Python Enhancement Proposals

PEP 424 – A method for exposing a length hint

PEP
424
Title
A method for exposing a length hint
Author
Alex Gaynor <alex.gaynor at gmail.com>
Status
Final
Type
Standards Track
Created
14-Jul-2012
Python-Version
3.4
Post-History
15-Jul-2012

Contents

Abstract

CPython currently defines a __length_hint__ method on several types, such as various iterators. This method is then used by various other functions (such as list) to presize lists based on the estimate returned by __length_hint__. Types which are not sized, and thus should not define __len__, can then define __length_hint__, to allow estimating or computing a size (such as many iterators).

Specification

This PEP formally documents __length_hint__ for other interpreters and non-standard-library Python modules to implement.

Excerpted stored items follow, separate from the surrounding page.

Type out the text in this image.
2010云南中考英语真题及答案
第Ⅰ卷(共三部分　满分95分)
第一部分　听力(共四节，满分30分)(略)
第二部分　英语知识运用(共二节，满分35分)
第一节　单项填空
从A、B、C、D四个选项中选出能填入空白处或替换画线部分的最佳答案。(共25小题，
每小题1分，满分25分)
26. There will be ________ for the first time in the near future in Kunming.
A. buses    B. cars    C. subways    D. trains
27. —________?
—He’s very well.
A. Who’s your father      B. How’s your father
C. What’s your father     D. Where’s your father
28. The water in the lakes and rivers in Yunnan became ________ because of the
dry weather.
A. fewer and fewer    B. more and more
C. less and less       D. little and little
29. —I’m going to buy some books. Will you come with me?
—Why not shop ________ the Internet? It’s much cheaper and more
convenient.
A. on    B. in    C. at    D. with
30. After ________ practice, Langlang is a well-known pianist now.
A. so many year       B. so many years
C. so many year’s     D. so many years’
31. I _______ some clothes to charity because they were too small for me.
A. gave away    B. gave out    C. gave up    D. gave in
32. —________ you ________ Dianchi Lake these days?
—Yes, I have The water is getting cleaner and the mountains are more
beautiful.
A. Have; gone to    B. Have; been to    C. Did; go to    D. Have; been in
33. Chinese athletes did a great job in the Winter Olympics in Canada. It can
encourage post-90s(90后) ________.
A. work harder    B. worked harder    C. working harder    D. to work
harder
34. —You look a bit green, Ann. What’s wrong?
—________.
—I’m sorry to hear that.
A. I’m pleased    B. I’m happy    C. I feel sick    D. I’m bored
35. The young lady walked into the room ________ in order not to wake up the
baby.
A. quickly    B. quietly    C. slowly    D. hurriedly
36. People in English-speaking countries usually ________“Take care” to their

__length_hint__ must return an integer (else a TypeError is raised) or NotImplemented, and is not required to be accurate. It may return a value that is either larger or smaller than the actual size of the container. A return value of NotImplemented indicates that there is no finite length estimate. It may not return a negative value (else a ValueError is raised).

In addition, a new function operator.length_hint hint is added, with the following semantics (which define how __length_hint__ should be used):

def length_hint(obj, default=0):
    """Return an estimate of the number of items in obj.

    This is useful for presizing containers when building from an
    iterable.

    If the object supports len(), the result will be
    exact. Otherwise, it may over- or under-estimate by an
    arbitrary amount. The result will be an integer >= 0.
    """
    try:
        return len(obj)
    except TypeError:
        try:
            get_hint = type(obj).__length_hint__
        except AttributeError:
            return default
        try:
            hint = get_hint(obj)
        except TypeError:
            return default
        if hint is NotImplemented:
            return default
        if not isinstance(hint, int):
            raise TypeError("Length hint must be an integer, not %r" %
                            type(hint))
        if hint < 0:
            raise ValueError("__length_hint__() should return >= 0")
        return hint

Rationale

Being able to pre-allocate lists based on the expected size, as estimated by __length_hint__, can be a significant optimization. CPython has been observed to run some code faster than PyPy, purely because of this optimization being present.